Friday, March 21, 2008

The other half

I have some social fears, like the fear of accidentally farting loudly while laughing, having something in my nose while talking to someone, or overstaying my welcome . Example: I have one friend and she and her fiance are such gracious hosts, so laid back and at ease, that time flies while I'm hanging out with them. Hours later, it will hit me: maybe I'm not reading their signals. I'll become hyper aware, looking to see if I can interpret anything as a sign to get lost. But I can never find a sign with these two! So I mention that I should get going and am met with, "No, please. Stay a little longer." The fiance follows up, "Yes, stay." No sarcasm, nothing. In that moment I'm unsure what to do and the following thoughts run through my head:
Do they want me to stay?
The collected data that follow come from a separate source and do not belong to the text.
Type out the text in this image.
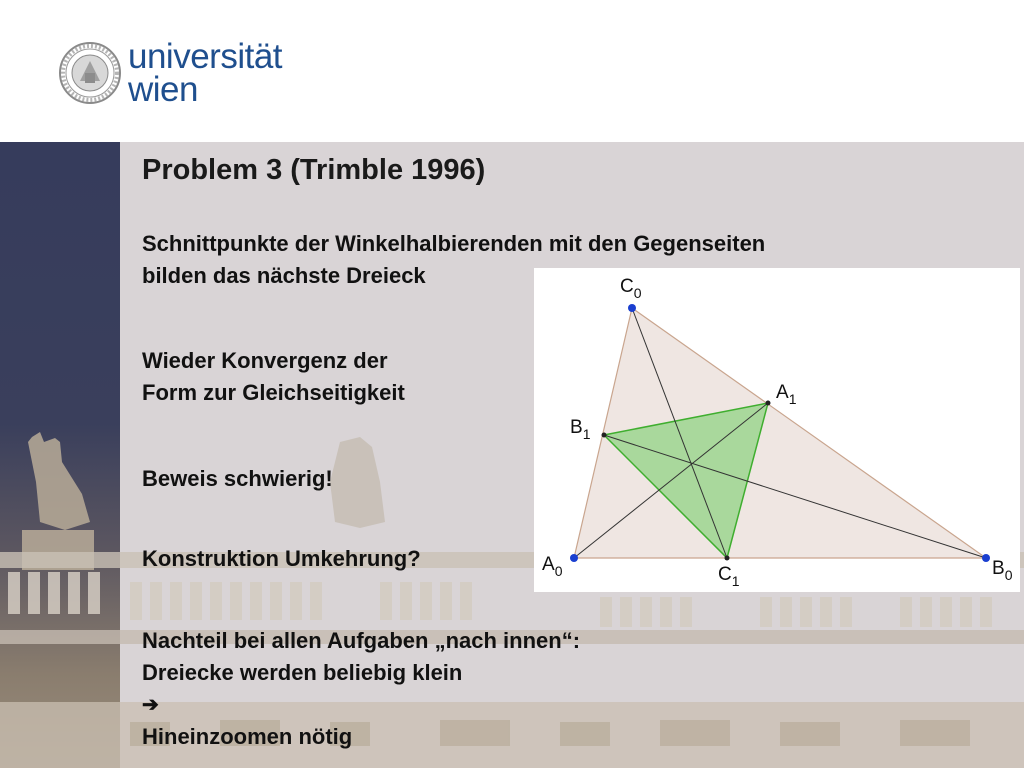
universität
wien
Problem 3 (Trimble 1996)
Schnittpunkte der Winkelhalbierenden mit den Gegenseiten
bilden das nächste Dreieck
Wieder Konvergenz der
Form zur Gleichseitigkeit
Beweis schwierig!
Konstruktion Umkehrung?
Nachteil bei allen Aufgaben „nach innen“:
Dreiecke werden beliebig klein
➔
Hineinzoomen nötig
$C_0$
$A_1$
$B_1$
$A_0$	$C_1$
$B_0$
Really? I'm sure they want me to leave but are being nice. No way. But they're not Southerners, they won't say shit to be polite and then talk about how I didn't leave once I'm gone. They truly want me to stay. But I've been here for three hours already, surely they want to do their own thing? Wait, what do I want to do? Well, I'm having a good time and I do want to stay for a bit longer.
I stay a bit longer but end up feeling so concerned that ten minutes later, I leave. Why? Because I'm terrified of being where I'm not wanted.

Tonight, I hung out with a colleague for a bit whom I don't know very well. He invited me to a concert that his friend from out of town was playing in. After the show, I waited with him for his friend to show up and then I left, thinking that he'd want to hang out with his friend by himself.

I walked to the train and stopped for a bit and looked up at the bright moon. I felt sad that I was going home but it wasn't until I was on the train that I understood why: my actions weren't based on what actually went on. He didn't tell me that he wanted to only hang out with his friend. He didn't give me a cue to leave. I left because I assumed that he wanted me to go. I left because sometimes I leave people and places a lot earlier than I want to because I don't want to even risk feeling unwanted. Hence, being concerned about not being wanted means that sometimes I miss opportunities to be social and make new friends.

I know where this stuff comes from. I know this is old, old, old shit that I still struggle with. But man, how long before I let it go? How long before I stop assuming that I'm an outcast? Why can't I just be in the present moment?

G.I. Joe says that knowing is half the battle. I got that down. The other half is doing something about it.



(Yes, I did just end this introspective blog post with a quote from G.I. Joe.)